The trend is picking up in states like Arizona, California, Colorado, and New York, according to a recent Wall Street Journal report. (RELATED: 20 States Ring In The New Year With Minimum Wage Increases)
The surcharge is thought to be more effective than increased menu prices, because when menu prices increase, consumers will “often trade down in the types of menu items they order, choosing a sandwich instead of an entree, or they leave off beverages or dessert,” Bonnie Riggs, an restaurant analyst for NPD Group Inc., told the Wall Street Journal.
In 2013, the Obama administration proposed an increase to the federal minimum wage from $7.25 to $9.00 an hour. The former president continued to call for an increase in the federal minimum wage throughout his presidency.
Analysts predict that the practice of including a surcharge on restaurant bills will only increase as states and local municipalities implement increased minimum wage legislation.

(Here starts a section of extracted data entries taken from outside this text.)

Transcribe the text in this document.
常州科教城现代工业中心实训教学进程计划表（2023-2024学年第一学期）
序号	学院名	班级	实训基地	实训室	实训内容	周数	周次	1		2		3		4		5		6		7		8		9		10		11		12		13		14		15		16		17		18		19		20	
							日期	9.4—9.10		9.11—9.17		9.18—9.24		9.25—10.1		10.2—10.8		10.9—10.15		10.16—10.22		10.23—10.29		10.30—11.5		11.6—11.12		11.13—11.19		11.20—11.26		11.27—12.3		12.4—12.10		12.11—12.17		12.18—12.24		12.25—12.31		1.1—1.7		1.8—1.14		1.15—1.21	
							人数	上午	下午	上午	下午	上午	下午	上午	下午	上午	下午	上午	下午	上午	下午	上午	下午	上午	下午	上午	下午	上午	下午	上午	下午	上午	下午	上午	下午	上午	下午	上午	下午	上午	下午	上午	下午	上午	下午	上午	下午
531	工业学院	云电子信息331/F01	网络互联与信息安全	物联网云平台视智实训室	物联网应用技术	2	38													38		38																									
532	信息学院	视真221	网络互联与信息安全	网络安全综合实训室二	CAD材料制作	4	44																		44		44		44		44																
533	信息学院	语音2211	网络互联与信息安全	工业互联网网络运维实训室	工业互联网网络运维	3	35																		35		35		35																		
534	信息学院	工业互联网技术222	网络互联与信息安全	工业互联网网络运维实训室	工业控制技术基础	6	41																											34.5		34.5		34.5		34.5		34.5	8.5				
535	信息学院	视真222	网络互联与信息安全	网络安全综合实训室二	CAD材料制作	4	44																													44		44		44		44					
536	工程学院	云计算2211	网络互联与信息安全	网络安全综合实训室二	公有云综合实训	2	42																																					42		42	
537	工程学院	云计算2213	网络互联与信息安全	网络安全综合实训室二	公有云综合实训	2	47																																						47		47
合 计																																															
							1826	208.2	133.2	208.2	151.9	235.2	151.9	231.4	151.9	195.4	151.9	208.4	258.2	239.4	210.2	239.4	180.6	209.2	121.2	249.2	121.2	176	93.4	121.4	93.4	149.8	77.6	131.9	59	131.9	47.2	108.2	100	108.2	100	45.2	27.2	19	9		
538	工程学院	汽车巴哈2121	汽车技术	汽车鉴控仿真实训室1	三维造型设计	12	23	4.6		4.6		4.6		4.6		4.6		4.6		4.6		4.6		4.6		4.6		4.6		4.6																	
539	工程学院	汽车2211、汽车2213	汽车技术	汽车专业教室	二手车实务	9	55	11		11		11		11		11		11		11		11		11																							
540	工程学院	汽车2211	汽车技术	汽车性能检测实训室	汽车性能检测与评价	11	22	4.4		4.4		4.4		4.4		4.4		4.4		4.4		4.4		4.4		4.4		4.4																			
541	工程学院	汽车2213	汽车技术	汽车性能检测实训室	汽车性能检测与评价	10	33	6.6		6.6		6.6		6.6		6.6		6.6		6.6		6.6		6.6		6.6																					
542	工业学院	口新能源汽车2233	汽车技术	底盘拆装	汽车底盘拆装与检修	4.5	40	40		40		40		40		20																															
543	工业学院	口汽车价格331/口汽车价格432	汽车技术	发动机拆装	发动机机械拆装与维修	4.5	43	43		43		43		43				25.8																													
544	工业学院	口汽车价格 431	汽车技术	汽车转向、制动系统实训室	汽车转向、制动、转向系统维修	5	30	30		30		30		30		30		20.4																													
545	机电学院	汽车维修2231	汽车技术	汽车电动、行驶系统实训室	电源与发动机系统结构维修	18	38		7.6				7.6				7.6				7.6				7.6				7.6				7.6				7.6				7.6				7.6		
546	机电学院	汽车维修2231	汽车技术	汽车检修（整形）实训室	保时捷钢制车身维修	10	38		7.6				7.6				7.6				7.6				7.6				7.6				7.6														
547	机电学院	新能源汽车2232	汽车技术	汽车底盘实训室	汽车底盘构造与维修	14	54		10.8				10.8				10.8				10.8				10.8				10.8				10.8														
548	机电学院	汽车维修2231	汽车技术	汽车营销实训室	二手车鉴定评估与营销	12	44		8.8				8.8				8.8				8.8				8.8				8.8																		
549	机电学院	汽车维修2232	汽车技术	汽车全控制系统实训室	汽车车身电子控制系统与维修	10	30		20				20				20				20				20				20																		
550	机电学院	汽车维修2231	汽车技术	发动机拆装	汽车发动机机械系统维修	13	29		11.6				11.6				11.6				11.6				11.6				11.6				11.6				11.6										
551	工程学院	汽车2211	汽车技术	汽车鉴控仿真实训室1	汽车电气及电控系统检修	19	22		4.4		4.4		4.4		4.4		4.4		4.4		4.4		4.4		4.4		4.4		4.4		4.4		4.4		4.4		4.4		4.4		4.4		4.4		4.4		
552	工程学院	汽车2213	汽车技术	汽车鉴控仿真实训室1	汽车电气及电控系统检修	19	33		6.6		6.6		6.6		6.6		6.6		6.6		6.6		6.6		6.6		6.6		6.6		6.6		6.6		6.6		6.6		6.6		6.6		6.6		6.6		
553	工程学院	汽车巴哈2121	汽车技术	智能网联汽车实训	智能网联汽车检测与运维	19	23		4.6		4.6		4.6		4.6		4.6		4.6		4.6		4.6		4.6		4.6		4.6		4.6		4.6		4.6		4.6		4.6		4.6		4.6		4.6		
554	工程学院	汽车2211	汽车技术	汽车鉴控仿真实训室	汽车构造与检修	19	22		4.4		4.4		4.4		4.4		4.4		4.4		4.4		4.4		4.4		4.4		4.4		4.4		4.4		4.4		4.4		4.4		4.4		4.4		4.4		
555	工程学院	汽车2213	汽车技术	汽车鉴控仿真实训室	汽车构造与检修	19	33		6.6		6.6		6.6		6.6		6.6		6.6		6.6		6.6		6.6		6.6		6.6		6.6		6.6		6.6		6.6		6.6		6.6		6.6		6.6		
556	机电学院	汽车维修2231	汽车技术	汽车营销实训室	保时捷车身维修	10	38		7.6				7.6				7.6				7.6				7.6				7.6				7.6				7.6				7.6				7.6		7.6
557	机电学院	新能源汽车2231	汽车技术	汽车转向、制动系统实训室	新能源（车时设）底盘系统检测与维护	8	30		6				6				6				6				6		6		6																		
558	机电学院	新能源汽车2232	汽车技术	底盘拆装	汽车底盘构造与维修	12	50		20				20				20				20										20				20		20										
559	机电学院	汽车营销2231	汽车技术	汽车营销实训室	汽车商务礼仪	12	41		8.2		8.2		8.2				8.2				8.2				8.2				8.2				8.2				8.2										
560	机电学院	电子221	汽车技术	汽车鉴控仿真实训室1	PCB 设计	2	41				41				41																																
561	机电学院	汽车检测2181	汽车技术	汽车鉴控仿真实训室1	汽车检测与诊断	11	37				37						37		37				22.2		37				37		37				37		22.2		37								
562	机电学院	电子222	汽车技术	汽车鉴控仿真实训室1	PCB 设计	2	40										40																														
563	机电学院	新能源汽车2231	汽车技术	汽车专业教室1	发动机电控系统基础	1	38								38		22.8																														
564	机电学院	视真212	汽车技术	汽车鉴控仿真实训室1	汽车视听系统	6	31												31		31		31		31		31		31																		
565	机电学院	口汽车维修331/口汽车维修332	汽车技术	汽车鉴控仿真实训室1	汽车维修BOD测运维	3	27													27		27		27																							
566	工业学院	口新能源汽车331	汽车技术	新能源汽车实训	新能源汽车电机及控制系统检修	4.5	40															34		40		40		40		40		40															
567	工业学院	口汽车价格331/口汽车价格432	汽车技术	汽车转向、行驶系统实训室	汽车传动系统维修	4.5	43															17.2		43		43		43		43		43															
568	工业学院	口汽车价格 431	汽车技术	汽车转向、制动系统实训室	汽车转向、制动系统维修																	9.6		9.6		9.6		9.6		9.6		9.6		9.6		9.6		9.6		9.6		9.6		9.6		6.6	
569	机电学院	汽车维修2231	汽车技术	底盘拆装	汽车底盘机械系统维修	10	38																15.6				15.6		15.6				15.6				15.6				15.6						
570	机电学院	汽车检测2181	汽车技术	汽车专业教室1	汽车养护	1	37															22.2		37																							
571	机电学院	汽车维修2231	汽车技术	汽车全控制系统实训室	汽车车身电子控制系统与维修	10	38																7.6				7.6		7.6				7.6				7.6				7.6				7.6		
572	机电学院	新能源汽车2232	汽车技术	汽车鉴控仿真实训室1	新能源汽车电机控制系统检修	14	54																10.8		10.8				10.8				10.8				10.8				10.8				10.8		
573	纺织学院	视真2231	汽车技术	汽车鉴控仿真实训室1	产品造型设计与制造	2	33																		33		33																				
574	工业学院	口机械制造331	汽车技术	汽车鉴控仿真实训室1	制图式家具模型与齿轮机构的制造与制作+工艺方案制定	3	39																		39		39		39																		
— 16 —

Seattle raised its minimum wage to $15 in 2014, followed by San Francisco and Los Angeles. Gov. Andrew Cuomo signed into law a new $15 minimum wage for New York state in 2016, and the University of California has proposed to pay its low-wage employees $15.
Business groups call the increases “reckless,” and warned that it would lead to job losses and worsen a state’s business climate. Bill Dombrowski, president of the California Retailers Association, predicted a $15 minimum wage would force some employers to compensate for higher labor costs by curtailing hours or cutting employees.